While I liked the premise of “Monstrous Beauty,” it’s not exactly what I’d call easy to understand. It’s mostly hampered by its length, to be honest. While it feels longer than it is, so much has to happen in a short amount of time that it can be difficult to follow exactly what’s going on and why it’s happening. You find constantly find yourself wanting to spend more time in certain moments—like when Rose first meets the Great Vampires or when the Doctor talks with the Gallifreyan scientist. Plus, I suspect the somewhat obscure lore from an old episode of Classic Doctor Who, where the Great Vampires are first introduced, might completely go over the heads of fans who are only familiar with the modern series. Still, it’s a fun story that’s written well, with Gray capturing the voices of the Ninth Doctor and Rose deftly. Ross’s artwork, however, is a bit more hit or miss for me. It’s not that it’s bad or anything, just that it never quite captures the likenesses of Christopher Eccleston or Billie Piper. The artwork does succeed in telling the story and creating a palpable, enjoyable atmosphere that you want to spend time in. At the end of the day, it’s a solid story that I just wish was longer. I think Classic Doctor Who fans might enjoy this one the most, but those craving a Ninth Doctor story will still probably enjoy it. (3.5 out of 5 wands.)

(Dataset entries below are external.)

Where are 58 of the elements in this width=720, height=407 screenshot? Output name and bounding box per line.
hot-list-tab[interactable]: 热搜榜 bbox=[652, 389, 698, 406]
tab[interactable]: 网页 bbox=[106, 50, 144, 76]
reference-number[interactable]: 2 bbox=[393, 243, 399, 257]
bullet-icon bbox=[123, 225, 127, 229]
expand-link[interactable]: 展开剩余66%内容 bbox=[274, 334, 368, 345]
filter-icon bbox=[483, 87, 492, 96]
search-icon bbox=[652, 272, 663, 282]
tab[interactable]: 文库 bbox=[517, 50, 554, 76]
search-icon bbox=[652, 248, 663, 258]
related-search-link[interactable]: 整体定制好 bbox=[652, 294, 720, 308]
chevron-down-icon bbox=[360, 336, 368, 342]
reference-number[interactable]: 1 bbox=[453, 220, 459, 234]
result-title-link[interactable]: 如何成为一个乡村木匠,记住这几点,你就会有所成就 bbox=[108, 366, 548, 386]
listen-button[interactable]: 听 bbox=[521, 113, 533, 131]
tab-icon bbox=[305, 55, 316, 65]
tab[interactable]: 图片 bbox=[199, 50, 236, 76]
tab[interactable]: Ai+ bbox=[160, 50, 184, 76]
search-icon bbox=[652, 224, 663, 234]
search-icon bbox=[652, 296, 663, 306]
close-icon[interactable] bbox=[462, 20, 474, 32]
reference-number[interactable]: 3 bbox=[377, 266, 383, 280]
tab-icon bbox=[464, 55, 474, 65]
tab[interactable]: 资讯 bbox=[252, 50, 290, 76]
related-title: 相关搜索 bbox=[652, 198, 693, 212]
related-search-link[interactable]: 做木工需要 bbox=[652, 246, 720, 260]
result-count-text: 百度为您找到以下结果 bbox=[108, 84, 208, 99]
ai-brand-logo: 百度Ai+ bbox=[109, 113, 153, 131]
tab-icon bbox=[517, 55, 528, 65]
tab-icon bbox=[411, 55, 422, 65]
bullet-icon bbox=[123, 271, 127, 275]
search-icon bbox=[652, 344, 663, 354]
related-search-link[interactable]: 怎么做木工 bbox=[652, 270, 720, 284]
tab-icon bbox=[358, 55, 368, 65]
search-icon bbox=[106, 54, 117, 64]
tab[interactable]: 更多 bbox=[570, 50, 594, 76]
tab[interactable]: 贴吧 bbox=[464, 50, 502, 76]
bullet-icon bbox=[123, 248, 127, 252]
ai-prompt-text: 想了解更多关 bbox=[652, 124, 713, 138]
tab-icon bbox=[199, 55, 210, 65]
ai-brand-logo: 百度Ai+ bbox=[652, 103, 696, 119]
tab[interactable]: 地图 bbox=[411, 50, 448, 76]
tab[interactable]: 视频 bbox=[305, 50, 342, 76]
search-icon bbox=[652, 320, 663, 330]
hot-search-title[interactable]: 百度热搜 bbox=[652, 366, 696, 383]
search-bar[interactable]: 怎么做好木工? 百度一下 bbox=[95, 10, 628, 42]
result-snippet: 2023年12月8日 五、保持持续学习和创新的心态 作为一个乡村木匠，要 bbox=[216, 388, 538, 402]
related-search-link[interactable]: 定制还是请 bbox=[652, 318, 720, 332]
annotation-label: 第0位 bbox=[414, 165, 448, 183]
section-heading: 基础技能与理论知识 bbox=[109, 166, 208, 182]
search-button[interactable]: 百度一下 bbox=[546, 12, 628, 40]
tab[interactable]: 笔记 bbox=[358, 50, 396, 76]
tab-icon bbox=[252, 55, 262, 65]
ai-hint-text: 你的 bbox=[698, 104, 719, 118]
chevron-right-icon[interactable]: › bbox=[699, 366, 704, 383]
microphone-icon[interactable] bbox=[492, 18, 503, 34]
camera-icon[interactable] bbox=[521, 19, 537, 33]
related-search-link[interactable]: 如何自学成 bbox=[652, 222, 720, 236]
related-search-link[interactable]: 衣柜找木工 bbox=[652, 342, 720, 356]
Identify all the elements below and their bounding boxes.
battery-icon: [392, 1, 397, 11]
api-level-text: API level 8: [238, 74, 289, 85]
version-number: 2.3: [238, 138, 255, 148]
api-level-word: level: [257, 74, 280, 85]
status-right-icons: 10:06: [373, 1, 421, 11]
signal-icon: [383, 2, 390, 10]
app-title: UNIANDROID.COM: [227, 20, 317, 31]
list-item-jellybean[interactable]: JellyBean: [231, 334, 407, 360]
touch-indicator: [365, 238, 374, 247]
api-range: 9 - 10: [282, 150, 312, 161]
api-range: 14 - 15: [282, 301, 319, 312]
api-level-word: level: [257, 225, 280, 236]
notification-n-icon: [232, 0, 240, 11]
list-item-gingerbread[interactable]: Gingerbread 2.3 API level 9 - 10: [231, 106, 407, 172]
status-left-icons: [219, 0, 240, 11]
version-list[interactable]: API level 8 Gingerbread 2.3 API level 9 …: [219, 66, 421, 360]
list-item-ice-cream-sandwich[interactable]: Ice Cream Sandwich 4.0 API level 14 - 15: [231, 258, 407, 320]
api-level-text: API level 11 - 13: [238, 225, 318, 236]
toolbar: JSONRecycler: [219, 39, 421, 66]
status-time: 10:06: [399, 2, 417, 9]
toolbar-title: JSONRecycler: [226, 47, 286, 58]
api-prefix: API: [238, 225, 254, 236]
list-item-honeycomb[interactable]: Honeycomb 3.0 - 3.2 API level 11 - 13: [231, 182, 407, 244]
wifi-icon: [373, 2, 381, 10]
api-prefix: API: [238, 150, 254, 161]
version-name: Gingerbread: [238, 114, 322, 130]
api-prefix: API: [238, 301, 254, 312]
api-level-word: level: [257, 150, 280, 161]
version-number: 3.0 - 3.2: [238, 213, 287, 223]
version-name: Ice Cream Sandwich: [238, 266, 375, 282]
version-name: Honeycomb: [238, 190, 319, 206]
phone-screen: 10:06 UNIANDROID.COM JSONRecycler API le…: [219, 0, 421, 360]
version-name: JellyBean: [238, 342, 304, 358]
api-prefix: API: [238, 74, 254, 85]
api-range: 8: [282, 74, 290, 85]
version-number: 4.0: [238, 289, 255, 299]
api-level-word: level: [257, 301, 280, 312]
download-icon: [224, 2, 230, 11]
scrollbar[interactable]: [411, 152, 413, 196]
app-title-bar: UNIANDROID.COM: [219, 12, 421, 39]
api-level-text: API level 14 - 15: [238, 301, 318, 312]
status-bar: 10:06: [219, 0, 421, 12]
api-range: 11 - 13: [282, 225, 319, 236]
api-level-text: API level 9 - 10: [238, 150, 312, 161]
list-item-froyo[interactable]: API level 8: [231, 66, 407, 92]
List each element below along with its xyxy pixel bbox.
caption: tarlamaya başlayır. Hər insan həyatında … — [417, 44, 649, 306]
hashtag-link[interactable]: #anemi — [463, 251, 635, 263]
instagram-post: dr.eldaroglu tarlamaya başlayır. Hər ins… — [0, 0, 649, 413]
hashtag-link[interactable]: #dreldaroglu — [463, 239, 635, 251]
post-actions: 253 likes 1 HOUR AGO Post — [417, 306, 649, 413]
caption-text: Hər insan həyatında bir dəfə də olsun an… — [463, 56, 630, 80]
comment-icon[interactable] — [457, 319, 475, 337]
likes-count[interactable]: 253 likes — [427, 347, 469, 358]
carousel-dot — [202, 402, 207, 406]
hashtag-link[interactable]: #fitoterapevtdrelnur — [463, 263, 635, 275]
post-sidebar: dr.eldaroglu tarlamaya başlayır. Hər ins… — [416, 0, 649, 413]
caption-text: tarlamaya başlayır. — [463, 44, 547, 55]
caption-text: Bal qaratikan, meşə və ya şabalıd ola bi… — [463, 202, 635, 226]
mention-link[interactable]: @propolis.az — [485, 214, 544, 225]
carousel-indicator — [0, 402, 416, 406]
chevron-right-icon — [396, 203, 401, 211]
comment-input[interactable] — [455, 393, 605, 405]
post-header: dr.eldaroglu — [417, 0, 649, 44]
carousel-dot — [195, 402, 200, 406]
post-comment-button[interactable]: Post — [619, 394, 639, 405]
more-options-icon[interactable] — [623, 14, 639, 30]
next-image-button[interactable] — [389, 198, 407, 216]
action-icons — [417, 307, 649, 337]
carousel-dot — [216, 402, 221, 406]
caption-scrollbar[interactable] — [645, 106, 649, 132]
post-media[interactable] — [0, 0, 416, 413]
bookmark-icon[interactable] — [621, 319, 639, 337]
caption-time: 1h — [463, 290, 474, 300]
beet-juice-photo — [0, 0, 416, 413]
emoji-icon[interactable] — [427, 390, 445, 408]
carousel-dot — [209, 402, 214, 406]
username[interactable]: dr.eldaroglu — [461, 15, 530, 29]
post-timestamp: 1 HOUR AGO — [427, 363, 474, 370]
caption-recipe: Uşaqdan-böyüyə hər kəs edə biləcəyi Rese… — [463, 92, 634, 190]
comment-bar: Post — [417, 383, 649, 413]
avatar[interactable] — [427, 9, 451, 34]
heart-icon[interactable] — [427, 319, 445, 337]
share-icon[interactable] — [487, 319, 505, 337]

As stand-alone stories, both “Defender of the Daleks” and “Monstrous Beauty” do the job well enough. They’re both enjoyable Doctor Who tales that, while being a touch forgettable, are great ways to pass the time. But as pieces of a big multi-media event? I feel like they’re a bit lacking. They both feel tangentially related to Time Lord Victorious at best, with no clear indication of how they properly fit into this bigger story being told. Maybe one of the future stories—like Una McCormack’s All Flesh is Grass—will help connect the dots between all of these seemingly disparate stories. But, as of now, they don’t feel particularly important to the Time Lord Victorious storyline. And that’s a bit of a bummer. It feels like a lost cause to not tie them in more closely. I know those behind the event want to ensure that each piece of media gives a complete experience, but I feel like there’s still a way to accomplish that while connecting everything more closely than they’re doing. If you’re looking to get the core story of Time Lord Victorious, you can probably skip these comics. But if you’re trying to absorb everything, they’re still fun reads even if they don’t feel important.